Personnalité personnalisée

👩‍💼

Profession

Étudiant(e)

💕

Relation

Sex Friend

Loisirs

Cosplay

Caractéristiques Spéciales

Piercing au téton

À propos de Lavonne Mercer - Jasmin

Le même bout de plage tranquille revient sans cesse dans sa pellicule : toujours en fin d'après-midi, toujours le même bikini, toujours un costume à moitié fini dans le sac posé à côté.
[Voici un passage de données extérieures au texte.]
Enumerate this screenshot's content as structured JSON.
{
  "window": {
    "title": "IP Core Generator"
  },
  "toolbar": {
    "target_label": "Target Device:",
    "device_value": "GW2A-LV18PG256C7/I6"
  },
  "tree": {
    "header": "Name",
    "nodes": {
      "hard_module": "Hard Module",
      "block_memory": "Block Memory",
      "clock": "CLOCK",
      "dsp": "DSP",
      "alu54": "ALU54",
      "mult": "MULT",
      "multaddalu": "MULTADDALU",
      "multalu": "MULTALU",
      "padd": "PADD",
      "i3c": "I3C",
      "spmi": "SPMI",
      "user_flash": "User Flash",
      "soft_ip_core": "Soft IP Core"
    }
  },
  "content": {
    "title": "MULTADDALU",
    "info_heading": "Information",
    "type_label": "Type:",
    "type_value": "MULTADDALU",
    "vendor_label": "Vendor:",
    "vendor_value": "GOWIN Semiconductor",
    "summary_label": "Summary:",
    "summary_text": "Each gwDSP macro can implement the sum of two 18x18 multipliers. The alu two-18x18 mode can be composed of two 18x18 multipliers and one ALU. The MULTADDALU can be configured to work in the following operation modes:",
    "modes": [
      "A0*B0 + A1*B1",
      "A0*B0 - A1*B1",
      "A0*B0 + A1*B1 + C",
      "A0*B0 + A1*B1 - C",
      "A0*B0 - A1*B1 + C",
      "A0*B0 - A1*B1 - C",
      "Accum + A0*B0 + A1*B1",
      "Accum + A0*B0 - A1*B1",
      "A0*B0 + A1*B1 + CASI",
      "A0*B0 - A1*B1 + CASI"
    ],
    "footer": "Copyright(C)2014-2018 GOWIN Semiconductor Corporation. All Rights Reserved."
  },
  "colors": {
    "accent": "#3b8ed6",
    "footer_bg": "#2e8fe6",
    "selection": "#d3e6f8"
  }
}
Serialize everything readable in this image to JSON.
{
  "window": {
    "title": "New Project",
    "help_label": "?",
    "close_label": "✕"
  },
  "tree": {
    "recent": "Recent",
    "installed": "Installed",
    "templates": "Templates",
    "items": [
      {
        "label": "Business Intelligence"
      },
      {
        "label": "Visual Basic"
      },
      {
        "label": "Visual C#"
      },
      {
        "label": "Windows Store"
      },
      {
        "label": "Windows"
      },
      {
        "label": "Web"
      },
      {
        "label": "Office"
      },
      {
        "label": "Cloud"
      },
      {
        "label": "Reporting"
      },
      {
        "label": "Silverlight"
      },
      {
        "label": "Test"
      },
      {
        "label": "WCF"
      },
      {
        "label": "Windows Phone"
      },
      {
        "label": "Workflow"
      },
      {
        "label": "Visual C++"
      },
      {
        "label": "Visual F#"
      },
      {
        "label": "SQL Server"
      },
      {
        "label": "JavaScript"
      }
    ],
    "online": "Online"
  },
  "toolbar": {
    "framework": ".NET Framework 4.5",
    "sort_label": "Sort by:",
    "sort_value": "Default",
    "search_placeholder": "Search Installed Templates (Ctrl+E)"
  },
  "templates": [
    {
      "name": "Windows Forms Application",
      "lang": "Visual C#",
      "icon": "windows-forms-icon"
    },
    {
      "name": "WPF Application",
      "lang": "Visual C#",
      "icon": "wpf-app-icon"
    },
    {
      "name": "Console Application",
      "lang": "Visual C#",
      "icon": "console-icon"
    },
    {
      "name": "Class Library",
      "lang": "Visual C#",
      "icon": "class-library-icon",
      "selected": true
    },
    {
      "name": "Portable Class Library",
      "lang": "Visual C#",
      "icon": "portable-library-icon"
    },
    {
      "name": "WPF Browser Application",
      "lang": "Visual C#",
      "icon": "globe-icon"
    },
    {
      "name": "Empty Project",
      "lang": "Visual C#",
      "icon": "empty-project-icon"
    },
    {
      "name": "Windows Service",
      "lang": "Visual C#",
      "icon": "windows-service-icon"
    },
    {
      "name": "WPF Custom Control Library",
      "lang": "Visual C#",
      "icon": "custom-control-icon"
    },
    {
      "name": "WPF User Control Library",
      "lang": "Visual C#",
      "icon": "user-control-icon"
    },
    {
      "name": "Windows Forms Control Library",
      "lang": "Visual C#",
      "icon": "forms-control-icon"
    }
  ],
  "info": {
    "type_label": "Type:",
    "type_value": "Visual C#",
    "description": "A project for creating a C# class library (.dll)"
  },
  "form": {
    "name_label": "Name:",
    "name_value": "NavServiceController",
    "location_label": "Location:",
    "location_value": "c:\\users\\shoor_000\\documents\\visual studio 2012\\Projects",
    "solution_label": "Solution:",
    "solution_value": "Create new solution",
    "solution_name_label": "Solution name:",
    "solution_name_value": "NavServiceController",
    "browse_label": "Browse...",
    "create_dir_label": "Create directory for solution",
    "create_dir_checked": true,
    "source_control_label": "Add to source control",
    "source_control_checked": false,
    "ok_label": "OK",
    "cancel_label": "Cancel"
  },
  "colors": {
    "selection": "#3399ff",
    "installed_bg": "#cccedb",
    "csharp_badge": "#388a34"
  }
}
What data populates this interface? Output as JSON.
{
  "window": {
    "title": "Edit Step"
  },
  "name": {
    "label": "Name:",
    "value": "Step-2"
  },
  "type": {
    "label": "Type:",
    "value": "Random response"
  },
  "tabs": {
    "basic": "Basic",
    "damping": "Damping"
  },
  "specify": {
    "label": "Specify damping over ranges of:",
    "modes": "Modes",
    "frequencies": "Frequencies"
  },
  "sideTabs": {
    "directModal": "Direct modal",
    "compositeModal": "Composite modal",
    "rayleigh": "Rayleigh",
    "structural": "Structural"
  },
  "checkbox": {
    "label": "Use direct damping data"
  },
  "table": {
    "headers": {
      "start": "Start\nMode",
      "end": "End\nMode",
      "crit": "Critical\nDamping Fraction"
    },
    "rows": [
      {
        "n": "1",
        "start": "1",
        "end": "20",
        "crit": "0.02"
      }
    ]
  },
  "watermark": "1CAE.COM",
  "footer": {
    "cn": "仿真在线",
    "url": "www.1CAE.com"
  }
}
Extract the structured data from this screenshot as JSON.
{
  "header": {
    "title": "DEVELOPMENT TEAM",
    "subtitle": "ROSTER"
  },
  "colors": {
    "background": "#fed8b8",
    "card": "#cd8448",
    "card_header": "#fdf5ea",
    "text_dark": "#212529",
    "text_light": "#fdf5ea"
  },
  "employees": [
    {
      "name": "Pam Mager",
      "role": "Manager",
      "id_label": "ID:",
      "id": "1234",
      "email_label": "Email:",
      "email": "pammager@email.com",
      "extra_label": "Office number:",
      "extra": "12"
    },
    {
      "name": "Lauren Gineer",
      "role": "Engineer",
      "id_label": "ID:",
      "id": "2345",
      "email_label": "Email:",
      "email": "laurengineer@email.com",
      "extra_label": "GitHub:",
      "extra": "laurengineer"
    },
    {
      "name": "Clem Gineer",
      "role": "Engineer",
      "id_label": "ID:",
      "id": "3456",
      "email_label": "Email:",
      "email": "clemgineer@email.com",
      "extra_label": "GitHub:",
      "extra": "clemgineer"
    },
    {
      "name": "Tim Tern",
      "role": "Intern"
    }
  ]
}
Lavonne y emmène la personne qui l'obsède du moment, une liste courte et qui bouge rarement. Entre les cours et une pile de lectures jamais ouvertes, c'est là qu'elle teste ses idées de cosplay à voix haute, qu'elle débat du personnage qui lui irait le mieux et qu'elle laisse la conversation glisser vers des terrains nettement moins universitaires. Dans cet état d'esprit, on l'appelle Jasmin, et elle répond. Lui parler, c'est se voir offrir la place passager avec l'avertissement que la route sera longue.

Lavonne Mercer, 18 ans, étudiante, jasmin Petite Amie IA. Chattez avec elle & générez des images/vidéos NSFW d'elle. Connectez-vous avec Lavonne Mercer réaliste pour roleplay.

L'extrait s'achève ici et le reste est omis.